Recent studies have shown that business process management (BPM) continues to be effective in reducing costs and in improving process quality, not to mention its status as an important technology by CEOs.
Nevertheless, numerous high-profile scandals, such as the classic Enron scandal as well as the recent UBS rogue trader and the Olympus accounting scandals have highlighted the fact that business processes are subjected to numerous risks, some of which may be detrimental to the survival of the organizations. In particular, the UBS rogue trader scandal showed how a weakness in ETF trade confirmation process (which allows trade confirmation to happen after trade settlement) was allegedly exploited by the rogue trader as a tool to cover the actual lost he made from other speculative trading.
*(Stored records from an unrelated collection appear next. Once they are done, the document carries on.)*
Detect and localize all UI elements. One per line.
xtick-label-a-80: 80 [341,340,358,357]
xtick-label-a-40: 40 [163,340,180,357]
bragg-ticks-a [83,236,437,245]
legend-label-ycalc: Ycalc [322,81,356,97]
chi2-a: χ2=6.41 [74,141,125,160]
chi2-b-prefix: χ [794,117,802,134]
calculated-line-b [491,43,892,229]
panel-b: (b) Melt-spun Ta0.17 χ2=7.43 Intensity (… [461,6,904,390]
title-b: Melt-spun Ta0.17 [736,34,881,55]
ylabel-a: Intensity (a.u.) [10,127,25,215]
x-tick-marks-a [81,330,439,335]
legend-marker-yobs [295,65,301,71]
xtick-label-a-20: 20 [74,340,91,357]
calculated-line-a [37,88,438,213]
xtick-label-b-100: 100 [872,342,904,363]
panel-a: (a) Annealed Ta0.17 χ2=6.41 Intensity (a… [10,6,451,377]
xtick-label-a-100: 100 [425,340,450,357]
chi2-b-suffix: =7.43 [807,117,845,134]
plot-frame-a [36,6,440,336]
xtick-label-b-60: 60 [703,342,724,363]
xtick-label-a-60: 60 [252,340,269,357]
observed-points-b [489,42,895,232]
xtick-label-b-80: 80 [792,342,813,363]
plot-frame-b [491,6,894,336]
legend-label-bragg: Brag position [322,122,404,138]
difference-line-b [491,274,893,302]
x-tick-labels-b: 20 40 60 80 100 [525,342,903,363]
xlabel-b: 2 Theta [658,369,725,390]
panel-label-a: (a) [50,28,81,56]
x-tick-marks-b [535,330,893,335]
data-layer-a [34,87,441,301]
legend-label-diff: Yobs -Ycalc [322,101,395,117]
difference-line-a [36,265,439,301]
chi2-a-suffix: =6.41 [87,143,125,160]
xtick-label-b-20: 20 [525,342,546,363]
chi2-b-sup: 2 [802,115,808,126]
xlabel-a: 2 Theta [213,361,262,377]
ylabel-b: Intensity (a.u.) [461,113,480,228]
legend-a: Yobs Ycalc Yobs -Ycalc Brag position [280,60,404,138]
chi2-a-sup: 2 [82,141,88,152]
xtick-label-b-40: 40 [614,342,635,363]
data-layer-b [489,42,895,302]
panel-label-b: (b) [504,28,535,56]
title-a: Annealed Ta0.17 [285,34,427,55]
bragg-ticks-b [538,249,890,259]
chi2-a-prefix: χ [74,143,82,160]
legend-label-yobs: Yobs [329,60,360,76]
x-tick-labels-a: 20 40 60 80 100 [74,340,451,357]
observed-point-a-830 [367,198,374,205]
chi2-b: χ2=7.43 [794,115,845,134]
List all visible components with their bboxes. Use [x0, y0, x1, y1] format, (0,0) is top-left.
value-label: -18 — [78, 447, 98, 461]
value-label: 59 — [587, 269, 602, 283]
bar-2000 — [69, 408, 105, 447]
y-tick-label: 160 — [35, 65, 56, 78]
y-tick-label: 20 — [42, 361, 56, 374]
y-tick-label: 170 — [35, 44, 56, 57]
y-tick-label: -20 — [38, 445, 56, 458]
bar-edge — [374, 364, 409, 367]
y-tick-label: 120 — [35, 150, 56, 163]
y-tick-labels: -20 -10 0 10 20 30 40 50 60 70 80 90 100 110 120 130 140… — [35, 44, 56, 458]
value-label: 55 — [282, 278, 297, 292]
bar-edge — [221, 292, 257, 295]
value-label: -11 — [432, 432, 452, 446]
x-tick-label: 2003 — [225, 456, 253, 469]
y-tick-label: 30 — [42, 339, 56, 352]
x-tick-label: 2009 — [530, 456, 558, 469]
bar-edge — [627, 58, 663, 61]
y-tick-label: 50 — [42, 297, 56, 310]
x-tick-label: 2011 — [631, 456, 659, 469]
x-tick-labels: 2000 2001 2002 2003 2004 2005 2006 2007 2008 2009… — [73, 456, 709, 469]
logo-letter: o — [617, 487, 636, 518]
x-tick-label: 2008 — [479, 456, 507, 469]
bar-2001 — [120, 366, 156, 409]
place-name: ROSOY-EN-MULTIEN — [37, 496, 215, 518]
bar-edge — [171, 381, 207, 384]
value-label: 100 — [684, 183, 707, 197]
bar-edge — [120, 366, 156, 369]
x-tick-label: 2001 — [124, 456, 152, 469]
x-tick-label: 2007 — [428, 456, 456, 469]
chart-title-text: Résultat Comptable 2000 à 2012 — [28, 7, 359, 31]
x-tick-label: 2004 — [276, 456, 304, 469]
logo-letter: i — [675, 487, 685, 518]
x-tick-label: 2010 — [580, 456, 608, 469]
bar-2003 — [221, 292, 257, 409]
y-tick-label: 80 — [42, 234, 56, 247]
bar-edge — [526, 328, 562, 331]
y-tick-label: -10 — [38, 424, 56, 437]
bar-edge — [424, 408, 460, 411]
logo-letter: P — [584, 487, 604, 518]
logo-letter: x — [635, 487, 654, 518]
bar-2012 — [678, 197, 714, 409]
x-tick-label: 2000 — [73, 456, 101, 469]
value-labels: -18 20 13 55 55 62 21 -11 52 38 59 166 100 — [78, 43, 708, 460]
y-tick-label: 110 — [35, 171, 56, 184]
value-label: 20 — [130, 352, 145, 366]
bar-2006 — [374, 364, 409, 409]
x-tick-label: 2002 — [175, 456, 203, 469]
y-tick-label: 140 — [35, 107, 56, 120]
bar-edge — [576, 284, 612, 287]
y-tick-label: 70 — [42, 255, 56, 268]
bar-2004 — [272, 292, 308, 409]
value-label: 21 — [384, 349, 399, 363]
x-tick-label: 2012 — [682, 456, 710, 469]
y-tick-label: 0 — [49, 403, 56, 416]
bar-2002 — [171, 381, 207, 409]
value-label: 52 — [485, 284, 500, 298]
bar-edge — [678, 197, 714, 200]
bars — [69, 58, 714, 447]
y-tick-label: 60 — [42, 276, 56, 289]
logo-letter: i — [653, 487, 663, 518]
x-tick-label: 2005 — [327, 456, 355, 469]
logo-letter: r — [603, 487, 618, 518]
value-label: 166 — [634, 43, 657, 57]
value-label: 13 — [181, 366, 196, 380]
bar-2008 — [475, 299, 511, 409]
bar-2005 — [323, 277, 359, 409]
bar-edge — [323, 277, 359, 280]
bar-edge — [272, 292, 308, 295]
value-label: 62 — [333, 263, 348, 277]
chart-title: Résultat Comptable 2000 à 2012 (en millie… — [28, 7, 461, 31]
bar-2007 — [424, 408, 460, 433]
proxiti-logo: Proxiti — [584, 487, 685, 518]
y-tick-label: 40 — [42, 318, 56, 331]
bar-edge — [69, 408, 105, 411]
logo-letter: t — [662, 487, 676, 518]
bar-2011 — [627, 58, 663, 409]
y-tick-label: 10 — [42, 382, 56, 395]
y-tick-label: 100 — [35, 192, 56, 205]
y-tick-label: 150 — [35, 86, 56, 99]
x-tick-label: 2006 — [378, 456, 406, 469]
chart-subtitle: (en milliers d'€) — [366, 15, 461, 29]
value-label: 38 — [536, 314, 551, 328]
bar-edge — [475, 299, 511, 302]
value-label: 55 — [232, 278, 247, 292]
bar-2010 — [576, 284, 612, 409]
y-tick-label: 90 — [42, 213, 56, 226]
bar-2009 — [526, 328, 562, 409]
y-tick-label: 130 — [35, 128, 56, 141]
This event happened despite the bank having "'one of the best' risk management units".
These incidents, combined with the increasing pressure of businesses to comply with a significant number of risk-related standards (such as Basel II and SOX), highlight the need to bring closer the discipline of BPM and risk management such that integrated reasoning and management of risks in business processes can be achieved.
Unfortunately, these two disciplines tend to operate independently of each other. While there have been some contributions from the research community in this area, the study of integrating these two disciplines is still in its infancy. The risk-aware business process management research project is therefore conducted at Queensland University of Technology to increase our knowledge in this area and to provide theoretically-sound and usable tools that can be used by practitioners in managing risks in business processes.